Multicloud
— Written 2023 —
Context
At the time, our systems were solely hosted on a single cloud computing platform, exposing us to potential failures and service cancellations. We realized the importance of mitigating this risk and opted to "spread out" our solutions across a minimum of two cloud computing platforms. By doing so, we were able to minimize our exposure to external factors beyond our control, which posed a significant risk to the company.
My Role
As the Product Manager, I oversaw product discovery and delivery by working closely with a team of 3 DevOps engineers and 2 full stack engineers. Our daily stand-up meetings and retrospectives, supported by the Kanban framework, helped us to execute tasks smoothly. I was also responsible for managing the product backlog and roadmap, as well as playing a quasi-QA role in testing. To ensure the success of the product, I engaged extensively with all stakeholders, including the marketing, legal teams, and our C-level executives.

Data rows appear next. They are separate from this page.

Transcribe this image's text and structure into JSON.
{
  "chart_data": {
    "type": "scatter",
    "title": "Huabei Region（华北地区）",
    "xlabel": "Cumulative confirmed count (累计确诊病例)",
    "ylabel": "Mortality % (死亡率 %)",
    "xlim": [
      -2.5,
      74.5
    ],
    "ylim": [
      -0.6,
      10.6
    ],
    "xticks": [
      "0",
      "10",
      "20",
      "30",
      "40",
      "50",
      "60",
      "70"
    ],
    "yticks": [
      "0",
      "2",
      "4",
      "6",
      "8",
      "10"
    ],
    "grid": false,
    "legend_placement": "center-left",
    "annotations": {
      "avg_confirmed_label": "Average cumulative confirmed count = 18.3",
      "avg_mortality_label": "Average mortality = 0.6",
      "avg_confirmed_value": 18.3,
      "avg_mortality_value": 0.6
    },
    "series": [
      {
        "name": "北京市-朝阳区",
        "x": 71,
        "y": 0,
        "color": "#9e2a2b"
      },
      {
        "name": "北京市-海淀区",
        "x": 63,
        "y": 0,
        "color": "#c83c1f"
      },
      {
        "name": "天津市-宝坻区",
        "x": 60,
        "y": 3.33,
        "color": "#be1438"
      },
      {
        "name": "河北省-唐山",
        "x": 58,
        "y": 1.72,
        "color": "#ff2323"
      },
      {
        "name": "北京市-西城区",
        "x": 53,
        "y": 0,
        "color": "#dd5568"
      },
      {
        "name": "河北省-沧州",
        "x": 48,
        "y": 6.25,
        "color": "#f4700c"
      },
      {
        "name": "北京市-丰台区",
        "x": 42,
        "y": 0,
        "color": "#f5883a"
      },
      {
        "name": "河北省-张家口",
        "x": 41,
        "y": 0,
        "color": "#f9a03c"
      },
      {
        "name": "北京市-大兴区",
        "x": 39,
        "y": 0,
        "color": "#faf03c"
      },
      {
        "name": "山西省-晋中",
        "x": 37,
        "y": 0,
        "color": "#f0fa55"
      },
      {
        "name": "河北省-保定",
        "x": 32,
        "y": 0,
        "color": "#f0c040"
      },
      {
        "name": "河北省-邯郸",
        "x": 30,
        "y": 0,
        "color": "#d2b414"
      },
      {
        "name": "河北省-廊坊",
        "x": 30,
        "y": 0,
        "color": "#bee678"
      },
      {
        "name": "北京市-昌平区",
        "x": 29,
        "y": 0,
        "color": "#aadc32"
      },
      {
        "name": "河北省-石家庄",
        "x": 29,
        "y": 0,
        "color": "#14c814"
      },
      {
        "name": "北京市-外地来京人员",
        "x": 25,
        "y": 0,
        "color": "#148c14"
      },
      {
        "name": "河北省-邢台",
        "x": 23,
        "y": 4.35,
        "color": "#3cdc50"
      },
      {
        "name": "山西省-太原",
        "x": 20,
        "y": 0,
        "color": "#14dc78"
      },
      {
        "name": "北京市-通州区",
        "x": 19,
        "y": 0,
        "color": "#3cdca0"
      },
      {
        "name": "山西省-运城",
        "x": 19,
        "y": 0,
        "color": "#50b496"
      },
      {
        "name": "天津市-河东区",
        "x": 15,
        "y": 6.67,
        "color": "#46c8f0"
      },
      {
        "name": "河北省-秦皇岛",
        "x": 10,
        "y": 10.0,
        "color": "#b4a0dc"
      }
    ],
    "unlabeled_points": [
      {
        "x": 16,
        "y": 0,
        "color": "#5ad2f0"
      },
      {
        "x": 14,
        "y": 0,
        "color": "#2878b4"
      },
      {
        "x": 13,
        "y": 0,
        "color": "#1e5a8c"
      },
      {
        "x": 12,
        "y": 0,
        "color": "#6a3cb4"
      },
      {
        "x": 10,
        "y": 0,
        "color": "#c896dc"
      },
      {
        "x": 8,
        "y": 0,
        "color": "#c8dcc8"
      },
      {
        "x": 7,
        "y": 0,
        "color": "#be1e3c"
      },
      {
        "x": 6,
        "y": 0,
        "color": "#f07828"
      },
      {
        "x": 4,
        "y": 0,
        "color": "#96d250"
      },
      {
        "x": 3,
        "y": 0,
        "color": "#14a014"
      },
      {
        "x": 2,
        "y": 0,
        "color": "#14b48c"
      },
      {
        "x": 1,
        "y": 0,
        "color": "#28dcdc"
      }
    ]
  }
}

We had two main paths for the solution:
-
Active / Active
-
Istio Service Mesh.
-
Cloudflare Argo Tunnel + Kubernetes.
-
Hashicorp Consul.
-
External DNS
-
-
Active / Standby
-
Having at least two clusters switched via DNS.
-
Solution
After researching and negotiating, we found the perfect fit with the autoscaler by Exoscale. It is a consensus to work with the clusters in an on-premises failover for the V1 (Active/Standby).
Results
As the goal of the project was to deliver a multi-cloud active/standby system, we have yet to see actual results beyond the simulated load tests, which performed flawlessly.
Solutions employed:
-
Nginx Ingress Controller
-
Longhorn
-
Cert Manager
-
Cluster Autoscaler by Exoscale
-
Prometheus, Grafana, kube-state-metrics/metrics-server, and Node Exporter
Key Takeaways
-
CI/CD for Kubernetes is essential.
-
It's challenging to maintain a homogeneous environment with different providers and their specificities.
-
Using Longhorn reduces dependence on storage systems from cloud providers.
-
CertManager is useful for certificate issuance.
-
Nginx can be used as an ingress controller instead of relying on the Load Balancer controller of cloud providers.
-
Only a few providers meet our goal of being an impregnable fortress.
-
We had to learn how to implement solutions that were more challenging because we wanted to avoid using the same SaaS solutions.